When I think of the world’s explorers, I think back to the 1500s to maybe the 1700s, but there are still explorers, and probably places that no man has ever been, and some explorations are still going on. That is most likely because some places are very difficult to reach. American explorer Robert Peary knew that all too well. Peary had a dream. He wanted to go to the North Pole. For many years one thing or another came between Peary and his dream, but finally on April 6, 1909, Peary and his assistant Matthew Henson, and four Eskimos reached what they determined to be the North Pole. I can only imagine how elated they felt. It was the journey of a lifetime for them.

Peary, a US Navy civil engineer, made his first trip to the interior of Greenland in 1886. In 1891, Henson, a young African-American sailor, joined him on his second arctic expedition. Their team made an extended dogsled journey to the northeast of Greenland and explored what became known as “Peary Land.” Then, in 1893, they began working toward reaching the North Pole. In 1906, during their second attempt, they nearly reached latitude 88 degrees north, just 150 miles short of their objective. It would seem that they had the fever, because in 1908, they traveled to Ellesmere Island by ship and in 1909 raced across hundreds of miles of ice to reach what they calculated as latitude 90 degrees north on April 6, 1909. Although their achievement was widely acclaimed, Dr. Frederick A. Cook challenged their distinction of being the first to reach the North Pole. Cook, a former associate of Peary, claimed he had already reached the pole by dogsled the previous year. A major controversy followed, and in 1911 the US Congress formally recognized Peary’s claim over Cook’s.

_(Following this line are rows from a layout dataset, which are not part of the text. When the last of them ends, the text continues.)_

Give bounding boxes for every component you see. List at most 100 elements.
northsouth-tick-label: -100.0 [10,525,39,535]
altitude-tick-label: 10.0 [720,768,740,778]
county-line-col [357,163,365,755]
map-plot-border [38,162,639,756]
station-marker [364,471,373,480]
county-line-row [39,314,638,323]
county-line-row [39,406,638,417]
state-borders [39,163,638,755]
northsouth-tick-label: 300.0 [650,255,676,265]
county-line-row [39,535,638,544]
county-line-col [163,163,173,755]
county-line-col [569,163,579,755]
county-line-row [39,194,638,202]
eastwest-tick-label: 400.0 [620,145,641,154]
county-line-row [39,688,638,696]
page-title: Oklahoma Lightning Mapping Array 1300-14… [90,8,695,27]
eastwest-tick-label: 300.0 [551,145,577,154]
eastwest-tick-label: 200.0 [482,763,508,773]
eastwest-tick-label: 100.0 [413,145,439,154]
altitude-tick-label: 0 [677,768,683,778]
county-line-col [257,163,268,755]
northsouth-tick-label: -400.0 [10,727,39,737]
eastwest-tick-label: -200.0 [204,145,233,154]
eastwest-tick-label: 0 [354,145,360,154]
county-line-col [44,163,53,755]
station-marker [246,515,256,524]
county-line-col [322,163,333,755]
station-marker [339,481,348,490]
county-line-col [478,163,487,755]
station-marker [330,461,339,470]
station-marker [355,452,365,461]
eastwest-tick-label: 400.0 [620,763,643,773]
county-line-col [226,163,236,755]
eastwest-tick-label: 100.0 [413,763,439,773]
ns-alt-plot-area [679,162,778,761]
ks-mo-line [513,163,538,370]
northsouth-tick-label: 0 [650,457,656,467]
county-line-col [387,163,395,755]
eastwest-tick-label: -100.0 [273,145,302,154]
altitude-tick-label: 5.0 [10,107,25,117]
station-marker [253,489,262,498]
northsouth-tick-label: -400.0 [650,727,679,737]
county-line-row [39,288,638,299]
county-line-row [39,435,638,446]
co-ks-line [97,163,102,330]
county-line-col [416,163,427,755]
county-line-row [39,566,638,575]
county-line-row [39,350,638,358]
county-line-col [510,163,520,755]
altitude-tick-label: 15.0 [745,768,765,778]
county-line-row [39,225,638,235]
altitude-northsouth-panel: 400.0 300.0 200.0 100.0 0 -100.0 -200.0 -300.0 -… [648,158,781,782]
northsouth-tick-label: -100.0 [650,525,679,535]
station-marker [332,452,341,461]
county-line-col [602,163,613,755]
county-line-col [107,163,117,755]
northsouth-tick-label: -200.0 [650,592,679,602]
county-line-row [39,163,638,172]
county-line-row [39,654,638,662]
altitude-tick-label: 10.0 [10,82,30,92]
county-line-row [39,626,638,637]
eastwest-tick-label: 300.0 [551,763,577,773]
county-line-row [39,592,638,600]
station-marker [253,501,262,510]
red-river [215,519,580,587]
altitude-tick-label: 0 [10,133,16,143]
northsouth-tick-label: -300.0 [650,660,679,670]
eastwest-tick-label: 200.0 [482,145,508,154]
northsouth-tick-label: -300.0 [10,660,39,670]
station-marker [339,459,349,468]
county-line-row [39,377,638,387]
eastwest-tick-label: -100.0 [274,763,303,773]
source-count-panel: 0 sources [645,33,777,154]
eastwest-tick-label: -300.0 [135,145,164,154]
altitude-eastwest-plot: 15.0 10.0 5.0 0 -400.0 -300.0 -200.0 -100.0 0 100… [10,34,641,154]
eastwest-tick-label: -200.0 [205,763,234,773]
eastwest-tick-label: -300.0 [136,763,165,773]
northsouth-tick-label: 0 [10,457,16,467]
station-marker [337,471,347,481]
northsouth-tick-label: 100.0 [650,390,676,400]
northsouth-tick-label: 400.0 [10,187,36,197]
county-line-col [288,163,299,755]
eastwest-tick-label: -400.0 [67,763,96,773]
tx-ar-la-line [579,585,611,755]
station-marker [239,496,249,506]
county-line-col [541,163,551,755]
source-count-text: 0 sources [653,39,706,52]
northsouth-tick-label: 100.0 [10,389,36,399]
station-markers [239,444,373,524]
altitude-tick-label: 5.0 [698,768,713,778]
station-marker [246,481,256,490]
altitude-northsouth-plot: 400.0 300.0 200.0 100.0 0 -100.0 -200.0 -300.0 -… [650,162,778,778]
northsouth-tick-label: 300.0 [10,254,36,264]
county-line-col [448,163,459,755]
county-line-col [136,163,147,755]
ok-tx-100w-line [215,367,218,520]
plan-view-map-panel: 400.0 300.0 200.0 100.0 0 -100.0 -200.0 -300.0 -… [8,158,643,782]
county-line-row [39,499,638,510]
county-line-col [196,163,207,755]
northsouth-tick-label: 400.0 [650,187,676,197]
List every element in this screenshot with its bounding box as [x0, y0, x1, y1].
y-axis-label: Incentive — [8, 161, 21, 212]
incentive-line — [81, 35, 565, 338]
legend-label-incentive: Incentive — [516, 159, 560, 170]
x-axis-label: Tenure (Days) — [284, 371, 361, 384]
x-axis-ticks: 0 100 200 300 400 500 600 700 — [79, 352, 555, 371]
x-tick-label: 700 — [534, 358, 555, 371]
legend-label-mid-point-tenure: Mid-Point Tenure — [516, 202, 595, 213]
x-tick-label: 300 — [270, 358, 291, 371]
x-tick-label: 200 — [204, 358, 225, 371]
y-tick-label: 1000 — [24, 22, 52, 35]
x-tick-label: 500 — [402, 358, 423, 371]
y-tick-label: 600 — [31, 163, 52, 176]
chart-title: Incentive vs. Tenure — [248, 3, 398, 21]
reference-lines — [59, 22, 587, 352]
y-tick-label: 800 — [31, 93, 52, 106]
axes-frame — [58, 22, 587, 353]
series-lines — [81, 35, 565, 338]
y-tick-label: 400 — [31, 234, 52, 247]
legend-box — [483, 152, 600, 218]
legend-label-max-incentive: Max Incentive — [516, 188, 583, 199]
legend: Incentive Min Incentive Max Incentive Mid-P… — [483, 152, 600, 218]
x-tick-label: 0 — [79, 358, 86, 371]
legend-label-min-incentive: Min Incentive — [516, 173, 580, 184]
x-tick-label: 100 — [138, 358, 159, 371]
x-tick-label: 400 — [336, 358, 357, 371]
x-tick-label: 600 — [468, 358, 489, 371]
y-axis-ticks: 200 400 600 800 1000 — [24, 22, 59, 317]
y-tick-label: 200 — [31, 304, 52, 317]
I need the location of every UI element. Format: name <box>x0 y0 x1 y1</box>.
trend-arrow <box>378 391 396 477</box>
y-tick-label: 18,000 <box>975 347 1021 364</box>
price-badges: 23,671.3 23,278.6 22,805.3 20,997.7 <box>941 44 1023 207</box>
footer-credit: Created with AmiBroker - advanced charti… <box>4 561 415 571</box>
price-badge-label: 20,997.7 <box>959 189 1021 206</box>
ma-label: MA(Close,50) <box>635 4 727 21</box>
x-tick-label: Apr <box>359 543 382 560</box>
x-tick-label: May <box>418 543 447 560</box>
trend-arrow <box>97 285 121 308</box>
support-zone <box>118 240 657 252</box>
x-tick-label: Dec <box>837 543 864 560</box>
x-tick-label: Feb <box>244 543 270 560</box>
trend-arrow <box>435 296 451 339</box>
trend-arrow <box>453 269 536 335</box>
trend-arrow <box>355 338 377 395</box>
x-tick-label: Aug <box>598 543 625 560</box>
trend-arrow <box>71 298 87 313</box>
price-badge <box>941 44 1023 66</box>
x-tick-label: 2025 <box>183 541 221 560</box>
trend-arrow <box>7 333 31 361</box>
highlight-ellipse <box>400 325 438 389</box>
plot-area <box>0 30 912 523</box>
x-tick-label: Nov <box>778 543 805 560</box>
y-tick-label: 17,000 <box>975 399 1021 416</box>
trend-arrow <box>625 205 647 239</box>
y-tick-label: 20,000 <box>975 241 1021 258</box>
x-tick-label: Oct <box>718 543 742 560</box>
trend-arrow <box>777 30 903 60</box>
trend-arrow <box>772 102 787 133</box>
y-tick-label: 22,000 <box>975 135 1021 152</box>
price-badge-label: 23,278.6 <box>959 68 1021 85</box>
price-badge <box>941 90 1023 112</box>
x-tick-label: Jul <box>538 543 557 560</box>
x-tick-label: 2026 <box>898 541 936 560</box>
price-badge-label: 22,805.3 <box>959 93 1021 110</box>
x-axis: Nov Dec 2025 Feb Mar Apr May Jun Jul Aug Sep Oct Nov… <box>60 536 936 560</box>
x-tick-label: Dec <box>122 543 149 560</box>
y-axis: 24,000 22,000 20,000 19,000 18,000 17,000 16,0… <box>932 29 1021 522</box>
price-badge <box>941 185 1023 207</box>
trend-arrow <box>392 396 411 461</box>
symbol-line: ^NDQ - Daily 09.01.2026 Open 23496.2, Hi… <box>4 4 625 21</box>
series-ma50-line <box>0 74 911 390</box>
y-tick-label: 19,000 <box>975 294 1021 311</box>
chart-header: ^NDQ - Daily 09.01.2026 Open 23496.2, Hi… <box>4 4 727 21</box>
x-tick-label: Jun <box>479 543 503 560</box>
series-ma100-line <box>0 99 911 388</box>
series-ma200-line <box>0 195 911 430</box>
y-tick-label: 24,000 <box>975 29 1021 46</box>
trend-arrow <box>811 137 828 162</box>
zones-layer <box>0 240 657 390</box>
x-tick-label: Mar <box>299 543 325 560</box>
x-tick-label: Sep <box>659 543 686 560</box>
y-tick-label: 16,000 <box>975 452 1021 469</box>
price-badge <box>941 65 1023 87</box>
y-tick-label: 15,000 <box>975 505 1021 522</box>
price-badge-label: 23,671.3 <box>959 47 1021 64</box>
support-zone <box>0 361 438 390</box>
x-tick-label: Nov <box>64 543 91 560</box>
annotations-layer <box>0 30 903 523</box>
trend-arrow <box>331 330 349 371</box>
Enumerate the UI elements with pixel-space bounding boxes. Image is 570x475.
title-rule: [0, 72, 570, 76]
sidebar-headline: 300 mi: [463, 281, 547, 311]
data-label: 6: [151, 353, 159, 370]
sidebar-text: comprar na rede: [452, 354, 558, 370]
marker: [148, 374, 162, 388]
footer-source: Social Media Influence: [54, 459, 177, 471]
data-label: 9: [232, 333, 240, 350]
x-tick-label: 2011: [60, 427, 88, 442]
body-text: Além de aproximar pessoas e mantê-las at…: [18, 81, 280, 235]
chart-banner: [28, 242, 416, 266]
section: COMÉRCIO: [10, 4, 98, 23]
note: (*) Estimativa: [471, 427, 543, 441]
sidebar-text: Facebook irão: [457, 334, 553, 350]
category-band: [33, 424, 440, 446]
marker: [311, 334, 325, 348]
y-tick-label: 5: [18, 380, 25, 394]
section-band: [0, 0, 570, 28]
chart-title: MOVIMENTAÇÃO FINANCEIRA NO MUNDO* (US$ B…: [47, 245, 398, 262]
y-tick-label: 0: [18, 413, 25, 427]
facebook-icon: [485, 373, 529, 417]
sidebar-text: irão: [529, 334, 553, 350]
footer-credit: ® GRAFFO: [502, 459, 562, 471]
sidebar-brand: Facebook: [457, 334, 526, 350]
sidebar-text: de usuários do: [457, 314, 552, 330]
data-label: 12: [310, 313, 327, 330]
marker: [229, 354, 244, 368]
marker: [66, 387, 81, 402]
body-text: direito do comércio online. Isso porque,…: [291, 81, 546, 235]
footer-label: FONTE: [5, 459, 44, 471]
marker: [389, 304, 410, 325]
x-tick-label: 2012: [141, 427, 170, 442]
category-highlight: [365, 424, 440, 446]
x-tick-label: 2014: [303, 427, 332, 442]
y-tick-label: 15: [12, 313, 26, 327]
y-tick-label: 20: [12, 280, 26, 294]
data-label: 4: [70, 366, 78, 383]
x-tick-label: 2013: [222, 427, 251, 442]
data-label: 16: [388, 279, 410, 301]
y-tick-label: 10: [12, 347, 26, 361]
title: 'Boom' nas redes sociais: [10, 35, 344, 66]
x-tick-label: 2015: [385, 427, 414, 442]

Sadly, decades after Peary’s death, navigational errors in his travel log surfaced, placing the expedition in all probability a few miles short of its goal. I am glad he never knew. In recent years, further studies of the conflicting claims suggest that neither expedition reached the exact North Pole, but that Peary and Henson came far closer, falling perhaps just 30 miles short. On May 3, 1952, US Lieutenant Colonel Joseph O. Fletcher of Oklahoma stepped out of a plane and walked to the precise location of the North Pole, the first person to undisputedly do so. While he did step on the exact location, as confirmed by GPS or whatever measurement they used to confirm the location, it is my opinion that the accomplishment of Lieutenant Colonel Fletcher was nowhere near as amazing as that of Robert Peary and his team, who forged their way to the site, rather than being dropped on it.